Chef Curry Still Cooks
- Relative to last year, Stephen Curry has been a little underwhelming. Just a little. However, he is crucial to his team’s win total, as his league-leading net rating of 16.2 portends. And as discussed in Part II, media members tend to value Team Wins considerably more than many other considerations.
MVP Underdogs
- Let’s show love to Rudy Gobert who may become the Defensive Player of the Year. If it weren’t for a certain premier perimeter defender and rim protector (Draymond Green) who is sporting a 94.6 DRTG, Rudy would be a clear favorite. Nevertheless, Rudy Gobert is on pace for an eye-opening amount of Win Shares which shouldn’t be undervalued.
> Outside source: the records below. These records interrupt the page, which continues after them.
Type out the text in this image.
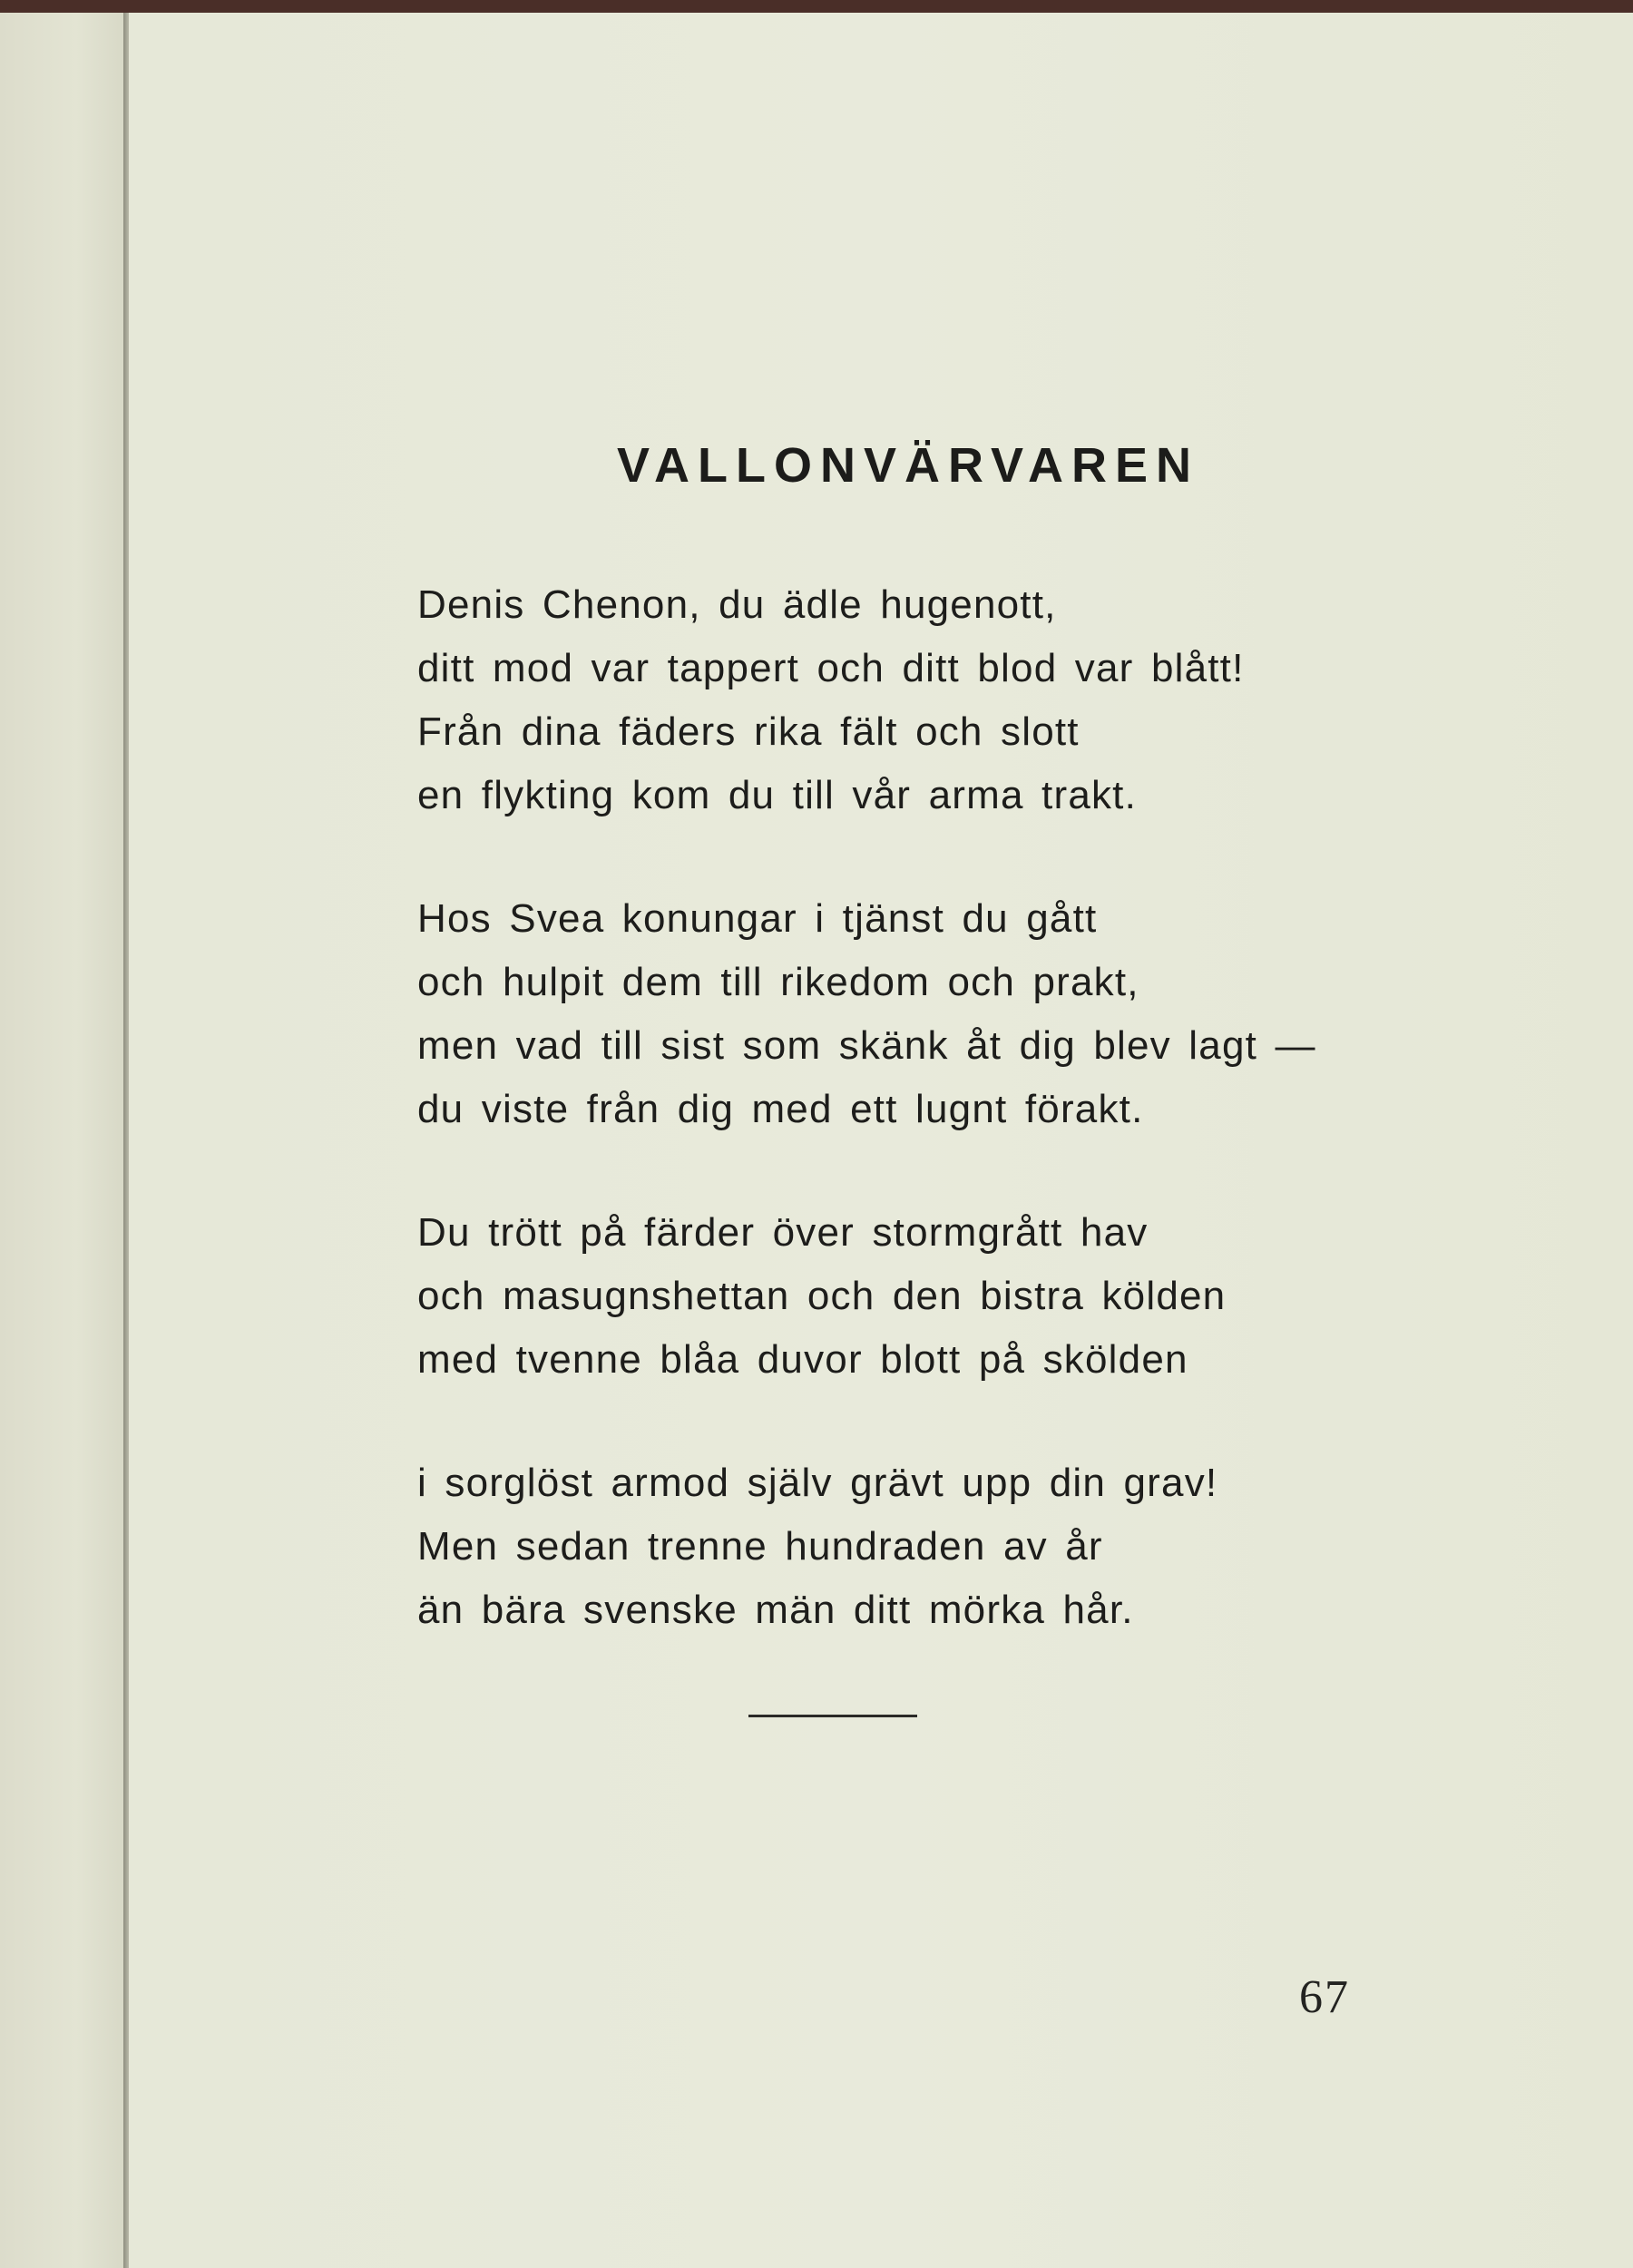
VALLONVÄRVAREN
Denis Chenon, du ädle hugenott,
ditt mod var tappert och ditt blod var blått!
Från dina fäders rika fält och slott
en flykting kom du till vår arma trakt.
Hos Svea konungar i tjänst du gått
och hulpit dem till rikedom och prakt,
men vad till sist som skänk åt dig blev lagt —
du viste från dig med ett lugnt förakt.
Du trött på färder över stormgrått hav
och masugnshettan och den bistra kölden
med tvenne blåa duvor blott på skölden
i sorglöst armod själv grävt upp din grav!
Men sedan trenne hundraden av år
än bära svenske män ditt mörka hår.
67
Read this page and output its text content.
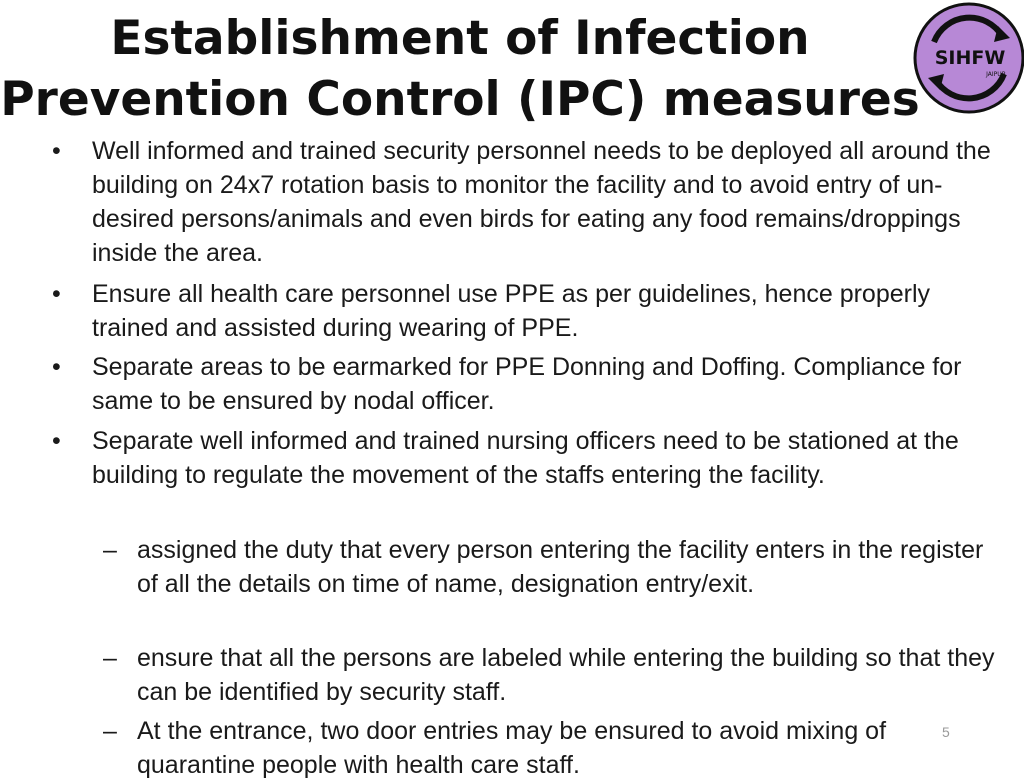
Establishment of Infection
Prevention Control (IPC) measures
SIHFW
JAIPUR
• Well informed and trained security personnel needs to be deployed all around the building on 24x7 rotation basis to monitor the facility and to avoid entry of un- desired persons/animals and even birds for eating any food remains/droppings inside the area.
• Ensure all health care personnel use PPE as per guidelines, hence properly trained and assisted during wearing of PPE.
• Separate areas to be earmarked for PPE Donning and Doffing. Compliance for same to be ensured by nodal officer.
• Separate well informed and trained nursing officers need to be stationed at the building to regulate the movement of the staffs entering the facility.
– assigned the duty that every person entering the facility enters in the register of all the details on time of name, designation entry/exit.
– ensure that all the persons are labeled while entering the building so that they can be identified by security staff.
– At the entrance, two door entries may be ensured to avoid mixing of quarantine people with health care staff.
5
- Isaiah Thomas, yclept “King of the Fourth Quarter”, has put together a marvelous year, but an analytically-driven model hurts his stock because of his defensive limitations–which is largely due to size rather than effort. Nevertheless, he’ll get consideration from the committee as well.
- Why is John Wall so low? Could it be because of their recent slump which disturbed their win pace? Or, maybe his EFG% (.473) which ranks far below other superstars’ highlight some holes in his season campaign.
But, of course, this race is more jam-packed than usual. All we ask for is that committee members have persuasive justifications for their important decision.